Steffen Reiche
geboren am 27. Juni 1960 in Potsdam
- 1990 bis 2000 Landesvorsitzender der SPD
- 1994 bis 1999 Minister für Wissenschaft, Forschung und Kultur
- 1999 bis 2004 Minister für Bildung, Jugend und Sport des Landes Brandenburg
- 2005 bis 2009 Bundestagsabgeordneter
Steffen Reiche, Tischler und Theologe, wurde nach seinem Studium 1988 zunächst Pfarrer in Christinendorf bei Trebbin. Als einige andere Kollegen sich in den Zeiten des politischen Umbruchs der DDR in einem Pfarrhaus von Schwante trafen, war auch er zugegen. An diesem Tag, dem 7. Oktober 1989 und zugleich dem 40. Jahrestag der DDR, gründeten sie die Sozialdemokratische Partei in der DDR (SDP). Zu den 15 Vorstandsmitgliedern gehörte auch Steffen Reiche. Bei den freien Wahlen im März 1990 zog er für die inzwischen in SPD umbenannte Partei in die Volkskammer ein. Im Mai wurde er zusätzlich Landesvorsitzender der SPD Brandenburg. Diesen Posten hatte Reiche bis 2000 inne. In seiner Position begleitete er die SPD Brandenburg durch ihre ersten zehn Jahre und trug zu einem großen Teil des Erfolges, den unsere Partei verzeichnen konnte, bei.
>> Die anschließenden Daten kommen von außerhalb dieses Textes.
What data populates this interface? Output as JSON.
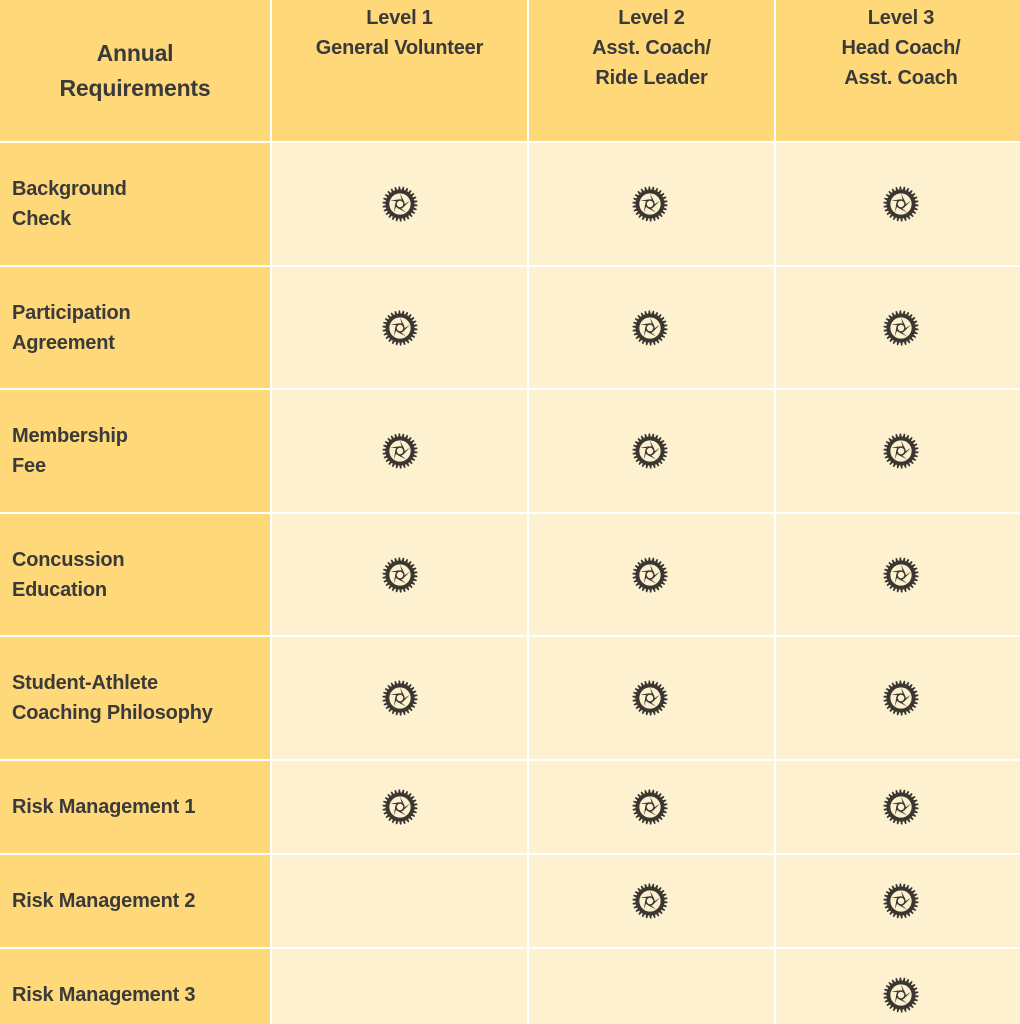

Nach der Wiedervereinigung gewann er bei den ersten Landtagswahlen in Brandenburg ein Direktmandat im Wahlkreis Luckenwalde I – Zossen III. Im Anschluss an die Landtagswahlen 1994 begann er dann von Manfred Stolpe als Minister für Wissenschaft, Forschung und Kultur ins Kabinett berufen. Nebenbei engagierte er sich auch als Mitglied in der gemeinsamen Regierungskommission Berlin Brandenburg für den Staatsvertrag zur Länderneugliederung. In der darauf folgenden Legislaturperiode wechselte er dann in das Ressort Bildung, Jugend und Sport. In dieser Position konnte er erfolgreich das schon vorher beschlossene Fach „Lebensgestaltung, Ethik, Religionskunde“ (LER) verteidigen und durchsetzen. Außerdem führte er zur besseren Vergleichbarkeit von Schulabschlüssen das Zentralabitur ein. Reiche setzte sich in seinem Ressort mit „Visionen und langem Atem für Bildung in Brandenburg“ ein.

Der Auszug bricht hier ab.